NEW YORK - We've known for a long time that New York City is vulnerable to a hurricane, and as Irene bears down, the city is preparing for the worst, CBS News correspondent Michelle Miller reports.
At the Coney Island amusement park, thrill seekers got in some last minute rides Thursday, but an evacuation order for the entire area could be coming soon.
Billy Burke has worked at a Coney Island restaurant for 29 years. He's never seen a hurricane before.
"They're talking about 20-foot waves. If that happens this place will be underwater," Burke said.
Coney Island could be Irene's first stop in New York City as the storm rolls over the 5 million people living in Queens and Brooklyn.
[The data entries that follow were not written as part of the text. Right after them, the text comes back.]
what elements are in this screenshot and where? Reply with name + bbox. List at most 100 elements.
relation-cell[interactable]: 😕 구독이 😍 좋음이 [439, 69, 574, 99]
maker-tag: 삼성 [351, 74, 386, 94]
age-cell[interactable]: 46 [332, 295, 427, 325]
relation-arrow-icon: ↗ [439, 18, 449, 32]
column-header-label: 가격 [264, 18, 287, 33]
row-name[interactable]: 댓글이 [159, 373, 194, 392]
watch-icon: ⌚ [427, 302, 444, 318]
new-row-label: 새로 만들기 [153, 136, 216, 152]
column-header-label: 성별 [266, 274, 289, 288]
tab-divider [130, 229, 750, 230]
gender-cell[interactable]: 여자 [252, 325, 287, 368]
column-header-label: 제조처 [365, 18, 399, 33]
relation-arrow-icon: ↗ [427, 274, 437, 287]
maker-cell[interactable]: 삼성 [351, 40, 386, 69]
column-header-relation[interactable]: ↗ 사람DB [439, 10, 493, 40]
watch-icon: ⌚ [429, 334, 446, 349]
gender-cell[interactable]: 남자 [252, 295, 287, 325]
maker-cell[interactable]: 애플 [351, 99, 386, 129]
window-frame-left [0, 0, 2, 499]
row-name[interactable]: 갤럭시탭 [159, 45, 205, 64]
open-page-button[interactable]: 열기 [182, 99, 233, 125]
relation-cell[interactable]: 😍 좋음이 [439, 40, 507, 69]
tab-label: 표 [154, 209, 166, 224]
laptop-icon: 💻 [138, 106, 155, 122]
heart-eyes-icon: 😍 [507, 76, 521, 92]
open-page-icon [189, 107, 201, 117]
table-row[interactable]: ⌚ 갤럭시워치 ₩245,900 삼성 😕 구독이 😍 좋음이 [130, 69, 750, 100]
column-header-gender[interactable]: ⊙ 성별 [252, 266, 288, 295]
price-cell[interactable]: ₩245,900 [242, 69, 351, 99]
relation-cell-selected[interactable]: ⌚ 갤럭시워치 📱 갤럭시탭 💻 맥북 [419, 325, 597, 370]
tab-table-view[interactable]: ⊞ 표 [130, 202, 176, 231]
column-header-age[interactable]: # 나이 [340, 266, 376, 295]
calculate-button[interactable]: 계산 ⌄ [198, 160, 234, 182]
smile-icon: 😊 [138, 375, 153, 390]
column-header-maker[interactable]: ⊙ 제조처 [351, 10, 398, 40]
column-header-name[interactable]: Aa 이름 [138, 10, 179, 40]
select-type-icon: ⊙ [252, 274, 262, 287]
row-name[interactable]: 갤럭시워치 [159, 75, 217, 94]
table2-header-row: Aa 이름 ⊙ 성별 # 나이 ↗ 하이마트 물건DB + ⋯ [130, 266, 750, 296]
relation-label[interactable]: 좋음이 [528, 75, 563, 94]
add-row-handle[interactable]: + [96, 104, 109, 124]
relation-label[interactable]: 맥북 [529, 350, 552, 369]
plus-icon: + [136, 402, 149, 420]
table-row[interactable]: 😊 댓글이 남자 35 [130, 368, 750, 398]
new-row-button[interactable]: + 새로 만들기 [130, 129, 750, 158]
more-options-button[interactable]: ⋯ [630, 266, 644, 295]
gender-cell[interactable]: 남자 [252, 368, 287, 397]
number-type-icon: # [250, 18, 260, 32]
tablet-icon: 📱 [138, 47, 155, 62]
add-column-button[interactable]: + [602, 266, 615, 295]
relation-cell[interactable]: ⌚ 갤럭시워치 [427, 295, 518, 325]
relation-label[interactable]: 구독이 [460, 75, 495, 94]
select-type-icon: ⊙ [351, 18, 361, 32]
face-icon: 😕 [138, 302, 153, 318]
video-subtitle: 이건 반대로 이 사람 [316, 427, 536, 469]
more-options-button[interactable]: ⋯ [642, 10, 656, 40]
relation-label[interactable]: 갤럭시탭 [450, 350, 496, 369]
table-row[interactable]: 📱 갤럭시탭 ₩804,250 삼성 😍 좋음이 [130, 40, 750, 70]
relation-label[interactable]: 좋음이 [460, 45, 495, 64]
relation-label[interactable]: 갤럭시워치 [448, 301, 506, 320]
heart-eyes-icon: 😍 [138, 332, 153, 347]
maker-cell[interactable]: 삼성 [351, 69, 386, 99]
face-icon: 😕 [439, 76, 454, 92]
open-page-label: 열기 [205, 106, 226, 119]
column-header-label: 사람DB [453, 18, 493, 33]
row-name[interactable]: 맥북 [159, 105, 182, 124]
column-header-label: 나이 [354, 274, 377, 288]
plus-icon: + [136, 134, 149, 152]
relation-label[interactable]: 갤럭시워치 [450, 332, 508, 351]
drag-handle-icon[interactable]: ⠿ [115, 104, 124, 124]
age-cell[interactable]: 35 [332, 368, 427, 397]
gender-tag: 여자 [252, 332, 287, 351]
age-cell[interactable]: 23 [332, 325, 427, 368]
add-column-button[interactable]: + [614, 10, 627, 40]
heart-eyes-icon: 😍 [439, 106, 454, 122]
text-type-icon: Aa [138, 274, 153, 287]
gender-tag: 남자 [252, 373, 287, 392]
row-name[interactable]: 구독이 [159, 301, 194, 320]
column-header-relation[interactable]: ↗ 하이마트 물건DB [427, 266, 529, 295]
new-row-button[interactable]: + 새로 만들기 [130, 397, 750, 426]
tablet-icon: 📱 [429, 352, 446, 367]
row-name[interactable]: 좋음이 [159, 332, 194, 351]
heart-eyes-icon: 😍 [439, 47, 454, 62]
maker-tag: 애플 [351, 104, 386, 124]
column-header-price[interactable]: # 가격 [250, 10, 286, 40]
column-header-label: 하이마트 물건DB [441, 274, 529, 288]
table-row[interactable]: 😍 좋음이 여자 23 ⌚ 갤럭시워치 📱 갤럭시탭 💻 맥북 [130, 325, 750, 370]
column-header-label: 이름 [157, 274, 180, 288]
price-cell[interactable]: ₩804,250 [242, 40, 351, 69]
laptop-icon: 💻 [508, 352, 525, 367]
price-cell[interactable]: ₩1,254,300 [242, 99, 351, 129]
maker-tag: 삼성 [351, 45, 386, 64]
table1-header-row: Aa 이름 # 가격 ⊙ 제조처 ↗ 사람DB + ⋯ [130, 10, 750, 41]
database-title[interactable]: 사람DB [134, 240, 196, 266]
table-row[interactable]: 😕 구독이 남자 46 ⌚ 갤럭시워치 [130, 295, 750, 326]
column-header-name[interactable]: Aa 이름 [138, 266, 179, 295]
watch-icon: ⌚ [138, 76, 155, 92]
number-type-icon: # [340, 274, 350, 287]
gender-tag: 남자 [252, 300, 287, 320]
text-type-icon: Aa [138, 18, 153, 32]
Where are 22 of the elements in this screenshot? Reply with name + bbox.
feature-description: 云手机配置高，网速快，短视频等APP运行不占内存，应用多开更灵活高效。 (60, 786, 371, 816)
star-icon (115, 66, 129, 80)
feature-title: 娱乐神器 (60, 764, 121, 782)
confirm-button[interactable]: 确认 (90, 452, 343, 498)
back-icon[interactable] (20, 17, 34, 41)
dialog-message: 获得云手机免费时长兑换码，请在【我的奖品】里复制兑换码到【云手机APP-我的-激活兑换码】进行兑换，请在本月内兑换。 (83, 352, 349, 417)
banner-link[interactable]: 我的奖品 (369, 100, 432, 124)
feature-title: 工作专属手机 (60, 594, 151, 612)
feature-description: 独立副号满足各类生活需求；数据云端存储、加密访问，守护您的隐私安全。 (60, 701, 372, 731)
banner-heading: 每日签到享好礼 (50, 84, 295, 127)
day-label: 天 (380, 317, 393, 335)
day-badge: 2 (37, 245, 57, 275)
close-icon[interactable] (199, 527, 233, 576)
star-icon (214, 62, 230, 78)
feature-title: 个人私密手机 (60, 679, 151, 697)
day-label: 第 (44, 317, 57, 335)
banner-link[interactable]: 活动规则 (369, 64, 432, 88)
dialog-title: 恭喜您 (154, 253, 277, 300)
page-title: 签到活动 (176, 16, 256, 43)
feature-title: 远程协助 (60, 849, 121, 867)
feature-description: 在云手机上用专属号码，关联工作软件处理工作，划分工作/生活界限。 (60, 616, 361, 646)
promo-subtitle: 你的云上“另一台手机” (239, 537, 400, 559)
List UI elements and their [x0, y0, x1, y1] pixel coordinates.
Parts of Lower Manhattan lie just a few feet above sea level, and any kind of storm surge, especially during high tide, could be devastating.
"If a Category 2 hurricane hit New York City, it would depend on the time and the tide and various other things -- but it would be weeks or months before the city got back to normal," said Nicholas Coch, a hurricane expert at the City University of New York.
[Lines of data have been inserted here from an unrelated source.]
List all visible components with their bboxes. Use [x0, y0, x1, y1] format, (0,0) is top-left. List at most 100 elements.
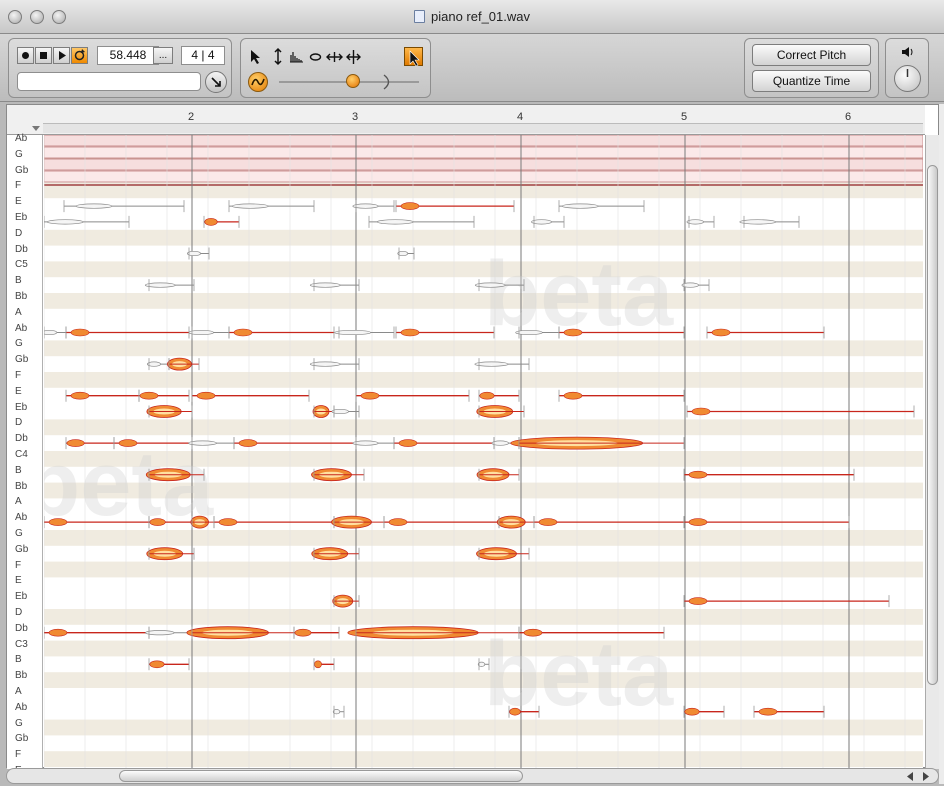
correction-mode-button[interactable]: [248, 72, 268, 92]
note-blob: [70, 391, 90, 400]
pitch-label: Bb: [15, 291, 28, 302]
note-grid[interactable]: beta beta beta: [44, 135, 923, 769]
note-blob-unselected: [515, 329, 543, 336]
time-display[interactable]: 58.448: [97, 46, 159, 65]
beta-watermark: beta: [44, 433, 214, 535]
pitch-label: Gb: [15, 543, 29, 555]
pitch-curve-icon: [251, 78, 265, 86]
note-blob: [139, 391, 159, 400]
active-tool-button[interactable]: [404, 47, 423, 67]
note-blob: [758, 707, 778, 716]
note-blob-unselected: [681, 282, 699, 288]
bar-number: 5: [681, 111, 688, 123]
pitch-label: E: [15, 385, 22, 397]
note-blob: [118, 439, 138, 447]
pitch-tool[interactable]: [270, 47, 287, 66]
bar-number: 6: [845, 111, 852, 123]
note-blob: [48, 518, 68, 526]
time-tool[interactable]: [326, 47, 343, 66]
note-blob: [688, 518, 708, 526]
note-blob: [684, 707, 700, 716]
time-format-button[interactable]: ...: [153, 47, 173, 64]
volume-knob[interactable]: [894, 65, 921, 92]
tool-panel: [240, 38, 431, 98]
record-button[interactable]: [17, 47, 34, 64]
note-blob-unselected: [309, 361, 341, 367]
actions-panel: Correct Pitch Quantize Time: [744, 38, 879, 98]
note-blob-unselected: [376, 219, 414, 225]
note-blob-unselected: [309, 282, 341, 288]
pitch-label: Ab: [15, 701, 28, 713]
pitch-label: D: [15, 607, 23, 618]
window-title-text: piano ref_01.wav: [430, 9, 530, 24]
pointer-active-icon: [409, 50, 420, 67]
stop-button[interactable]: [35, 47, 52, 64]
pitch-label: Db: [15, 433, 28, 445]
note-blob: [563, 328, 583, 337]
note-blob: [48, 628, 68, 637]
pitch-axis: Ab G Gb F E Eb D Db C5 B Bb A Ab G Gb F E Eb D Db C4 B Bb A Ab G G…: [7, 133, 43, 776]
note-blob-unselected: [46, 219, 84, 225]
note-blob-unselected: [352, 203, 379, 209]
arrow-tool[interactable]: [247, 47, 264, 66]
horizontal-scrollbar[interactable]: [6, 768, 939, 784]
pitch-label: F: [15, 180, 22, 192]
pitch-label: E: [15, 196, 22, 208]
note-blob-unselected: [75, 203, 113, 209]
formant-tool[interactable]: [307, 47, 324, 66]
note-blob: [388, 518, 408, 526]
amplitude-tool[interactable]: [288, 47, 305, 66]
pitch-label: F: [15, 749, 22, 761]
correct-pitch-button[interactable]: Correct Pitch: [752, 44, 871, 66]
pitch-label: C5: [15, 259, 28, 271]
note-blobs-canvas[interactable]: betabetabeta: [44, 135, 923, 769]
correction-slider-thumb[interactable]: [346, 74, 360, 88]
note-blob: [233, 328, 253, 337]
auto-scroll-button[interactable]: [205, 71, 227, 93]
note-blob: [398, 439, 418, 447]
pitch-label: B: [15, 654, 22, 666]
loop-icon: [74, 49, 85, 61]
scale-row: [44, 135, 923, 147]
note-blob: [70, 328, 90, 337]
pitch-label: G: [15, 338, 23, 350]
loop-button[interactable]: [71, 47, 88, 64]
note-blob-unselected: [231, 203, 269, 209]
pitch-label: Bb: [15, 480, 28, 492]
pitch-label: Gb: [15, 354, 29, 366]
note-blob: [149, 660, 165, 669]
scroll-arrows-icon[interactable]: [903, 771, 933, 782]
note-blob-unselected: [531, 219, 552, 225]
bar-number: 3: [352, 111, 359, 123]
ruler-menu-icon[interactable]: [31, 124, 41, 132]
note-blob: [294, 628, 312, 637]
quantize-time-button[interactable]: Quantize Time: [752, 70, 871, 92]
pitch-label: C3: [15, 638, 28, 650]
note-blob: [400, 328, 420, 337]
separation-tool[interactable]: [345, 47, 362, 66]
background-window-edge: [939, 104, 944, 784]
note-blob: [204, 218, 218, 226]
play-button[interactable]: [53, 47, 70, 64]
vertical-scrollbar[interactable]: [925, 135, 939, 769]
horizontal-scroll-thumb[interactable]: [119, 770, 523, 782]
note-blob-unselected: [739, 219, 777, 225]
note-blob: [711, 328, 731, 337]
note-blob: [479, 391, 495, 400]
pitch-label: Bb: [15, 670, 28, 682]
separation-tool-icon: [346, 50, 361, 64]
window-titlebar: piano ref_01.wav: [0, 0, 944, 34]
loop-range-strip[interactable]: [43, 123, 923, 133]
note-blob-unselected: [686, 219, 704, 225]
pitch-row-stripe: [44, 561, 923, 578]
note-blob: [691, 407, 711, 416]
transport-panel: 58.448 ... 4 | 4: [8, 38, 232, 98]
pitch-tool-icon: [274, 47, 282, 66]
pitch-label: Eb: [15, 401, 28, 413]
meter-display[interactable]: 4 | 4: [181, 46, 225, 65]
vertical-scroll-thumb[interactable]: [927, 165, 938, 685]
pitch-label: B: [15, 275, 22, 287]
pitch-label: Ab: [15, 322, 28, 334]
time-ruler[interactable]: 2 3 4 5 6: [7, 105, 925, 135]
note-blob: [688, 470, 708, 479]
That's because the city lies in the center of a geographical right angle between New Jersey and Long Island. Irene could push water into that corner -- with no place to go but New York's tunnels, streets and sidewalks.
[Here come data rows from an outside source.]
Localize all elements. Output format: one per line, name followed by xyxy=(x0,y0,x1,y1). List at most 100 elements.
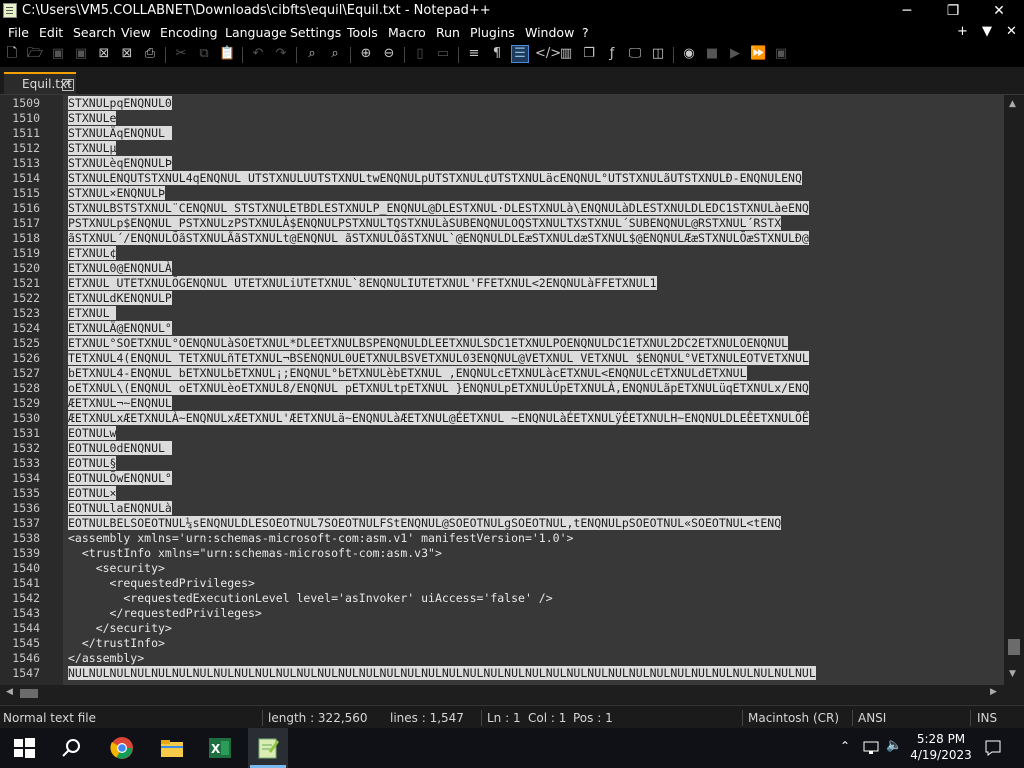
code-line[interactable]: ÆETXNUL¬~ENQNUL xyxy=(68,396,172,411)
horizontal-scrollbar[interactable]: ◀ ▶ xyxy=(0,685,1004,702)
tab-equil-txt[interactable]: Equil.txt ✕ xyxy=(4,72,76,94)
code-line[interactable]: TETXNUL4(ENQNUL TETXNULñTETXNUL¬BSENQNUL… xyxy=(68,351,809,366)
code-line[interactable]: EOTNULBELSOEOTNUL¼sENQNULDLESOEOTNUL7SOE… xyxy=(68,516,782,531)
sync-horizontal-icon[interactable]: ▭ xyxy=(435,46,451,62)
zoom-out-icon[interactable]: ⊖ xyxy=(381,46,397,62)
menu-run[interactable]: Run xyxy=(436,25,460,40)
horizontal-scroll-thumb[interactable] xyxy=(20,689,38,698)
save-icon[interactable]: ▣ xyxy=(50,46,66,62)
paste-icon[interactable]: 📋 xyxy=(219,46,235,62)
menu-tools[interactable]: Tools xyxy=(347,25,378,40)
zoom-in-icon[interactable]: ⊕ xyxy=(358,46,374,62)
code-line[interactable]: STXNULe xyxy=(68,111,117,126)
code-line[interactable]: EOTNUL0dENQNUL xyxy=(68,441,172,456)
menu-plugins[interactable]: Plugins xyxy=(470,25,515,40)
code-line[interactable]: ETXNUL¢ xyxy=(68,246,117,261)
code-line[interactable]: ETXNUL UTETXNULÕGENQNUL UTETXNULiUTETXNU… xyxy=(68,276,657,291)
monitor-icon[interactable]: 🖵 xyxy=(627,46,643,62)
close-doc-icon[interactable]: ✕ xyxy=(1006,24,1017,39)
editor[interactable]: 1509 1510 1511 1512 1513 1514 1515 1516 1517 1518… xyxy=(0,95,1004,685)
network-icon[interactable] xyxy=(862,740,880,756)
file-explorer-icon[interactable] xyxy=(160,736,184,760)
status-encoding[interactable]: ANSI xyxy=(858,711,886,725)
sync-vertical-icon[interactable]: ▯ xyxy=(412,46,428,62)
excel-icon[interactable]: X xyxy=(208,736,232,760)
code-line[interactable]: STXNUL×ENQNULÞ xyxy=(68,186,165,201)
text-area[interactable]: STXNULpqENQNUL0 STXNULe STXNULÄqENQNUL STX… xyxy=(63,95,1004,685)
start-icon[interactable] xyxy=(12,736,36,760)
code-line[interactable]: STXNULpqENQNUL0 xyxy=(68,96,172,111)
close-icon[interactable]: ⊠ xyxy=(96,46,112,62)
code-line[interactable]: ETXNULÄ@ENQNUL° xyxy=(68,321,172,336)
menu-help[interactable]: ? xyxy=(582,25,589,40)
volume-icon[interactable]: 🔈 xyxy=(886,738,902,753)
code-line[interactable]: STXNULèqENQNULÞ xyxy=(68,156,172,171)
copy-icon[interactable]: ⧉ xyxy=(196,46,212,62)
code-line[interactable]: ETXNUL xyxy=(68,306,117,321)
status-insert-mode[interactable]: INS xyxy=(977,711,997,725)
scroll-left-icon[interactable]: ◀ xyxy=(6,687,13,697)
code-line[interactable]: <requestedPrivileges> xyxy=(68,576,255,591)
code-line[interactable]: EOTNULlaENQNULà xyxy=(68,501,172,516)
maximize-button[interactable]: ❐ xyxy=(930,0,976,22)
code-line[interactable]: EOTNUL§ xyxy=(68,456,117,471)
save-all-icon[interactable]: ▣ xyxy=(73,46,89,62)
code-line[interactable]: <trustInfo xmlns="urn:schemas-microsoft-… xyxy=(68,546,442,561)
show-hidden-icons-icon[interactable]: ⌃ xyxy=(840,739,850,753)
clock[interactable]: 5:28 PM 4/19/2023 xyxy=(906,731,976,763)
vertical-scroll-thumb[interactable] xyxy=(1008,639,1020,655)
code-line[interactable]: ÆETXNULxÆETXNULÀ~ENQNULxÆETXNUL'ÆETXNULä… xyxy=(68,411,809,426)
code-line[interactable]: bETXNUL4-ENQNUL bETXNULbETXNUL¡;ENQNUL°b… xyxy=(68,366,747,381)
find-icon[interactable]: ⌕ xyxy=(304,46,320,62)
folder-workspace-icon[interactable]: ◫ xyxy=(650,46,666,62)
vertical-scrollbar[interactable]: ▲ ▼ xyxy=(1004,95,1024,685)
code-line[interactable]: oETXNUL\(ENQNUL oETXNULèoETXNUL8/ENQNUL … xyxy=(68,381,809,396)
code-line[interactable]: STXNULÄqENQNUL xyxy=(68,126,172,141)
search-icon[interactable] xyxy=(60,736,84,760)
stop-macro-icon[interactable]: ■ xyxy=(704,46,720,62)
word-wrap-icon[interactable]: ≡ xyxy=(466,46,482,62)
code-line[interactable]: ãSTXNUL´/ENQNULÕãSTXNULÃãSTXNULt@ENQNUL … xyxy=(68,231,809,246)
code-line[interactable]: STXNULµ xyxy=(68,141,117,156)
code-line[interactable]: <requestedExecutionLevel level='asInvoke… xyxy=(68,591,552,606)
code-line[interactable]: PSTXNULp$ENQNUL PSTXNULzPSTXNULÀ$ENQNULP… xyxy=(68,216,782,231)
minimize-button[interactable]: ─ xyxy=(884,0,930,22)
redo-icon[interactable]: ↷ xyxy=(273,46,289,62)
code-line[interactable]: </assembly> xyxy=(68,651,144,666)
clone-doc-icon[interactable]: ❐ xyxy=(581,46,597,62)
undo-icon[interactable]: ↶ xyxy=(250,46,266,62)
tab-close-icon[interactable]: ✕ xyxy=(62,79,74,91)
save-macro-icon[interactable]: ▣ xyxy=(773,46,789,62)
status-eol-format[interactable]: Macintosh (CR) xyxy=(748,711,839,725)
code-line[interactable]: STXNULENQUTSTXNUL4qENQNUL UTSTXNULUUTSTX… xyxy=(68,171,802,186)
replace-icon[interactable]: ⌕ xyxy=(327,46,343,62)
indent-guide-icon[interactable]: ☰ xyxy=(511,45,529,63)
code-line[interactable]: <assembly xmlns='urn:schemas-microsoft-c… xyxy=(68,531,573,546)
menu-settings[interactable]: Settings xyxy=(290,25,341,40)
code-line[interactable]: EOTNULw xyxy=(68,426,117,441)
function-list-icon[interactable]: ƒ xyxy=(604,46,620,62)
code-line[interactable]: </trustInfo> xyxy=(68,636,165,651)
menu-language[interactable]: Language xyxy=(225,25,287,40)
close-button[interactable]: ✕ xyxy=(976,0,1022,22)
menu-macro[interactable]: Macro xyxy=(388,25,426,40)
code-line[interactable]: EOTNUL× xyxy=(68,486,117,501)
code-line[interactable]: STXNULBSTSTXNUL¨CENQNUL STSTXNULETBDLEST… xyxy=(68,201,809,216)
code-line[interactable]: NULNULNULNULNULNULNULNULNULNULNULNULNULN… xyxy=(68,666,816,681)
notification-center-icon[interactable] xyxy=(984,739,1002,757)
scroll-up-icon[interactable]: ▲ xyxy=(1009,99,1016,109)
scroll-right-icon[interactable]: ▶ xyxy=(990,687,997,697)
show-all-chars-icon[interactable]: ¶ xyxy=(489,46,505,62)
run-macro-multiple-icon[interactable]: ⏩ xyxy=(750,46,766,62)
scroll-down-icon[interactable]: ▼ xyxy=(1009,669,1016,679)
open-file-icon[interactable]: 🗁 xyxy=(27,46,43,62)
code-line[interactable]: ETXNULdKENQNULP xyxy=(68,291,172,306)
menu-search[interactable]: Search xyxy=(73,25,116,40)
menu-encoding[interactable]: Encoding xyxy=(160,25,218,40)
code-line[interactable]: </requestedPrivileges> xyxy=(68,606,262,621)
chrome-icon[interactable] xyxy=(110,736,134,760)
menu-view[interactable]: View xyxy=(121,25,151,40)
tab-list-dropdown-icon[interactable]: ▼ xyxy=(982,24,992,39)
code-line[interactable]: ETXNUL°SOETXNUL°OENQNULàSOETXNUL*DLEETXN… xyxy=(68,336,789,351)
code-line[interactable]: ETXNUL0@ENQNULÀ xyxy=(68,261,172,276)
"Every 75 years the Northeast gets a major hurricane. It doesn't take a major hurricane to do major damage," Coch said.
That's the fear in New Jersey. Hurricane Irene is following roughly the same path as Hurricane Donna, which pounded the Jersey shore in 1960.
A massive amount of development has taken place since then in places like Long Branch, where a brand new condominium and retail complex sits right on the ocean. The hope there is that new construction can hold up to the storm.
New Jersey Gov. Chris Christie has already told people to stay away from the shore this weekend. The whole Northeast is threatened, and flooding and power outages could happen as far north as Maine.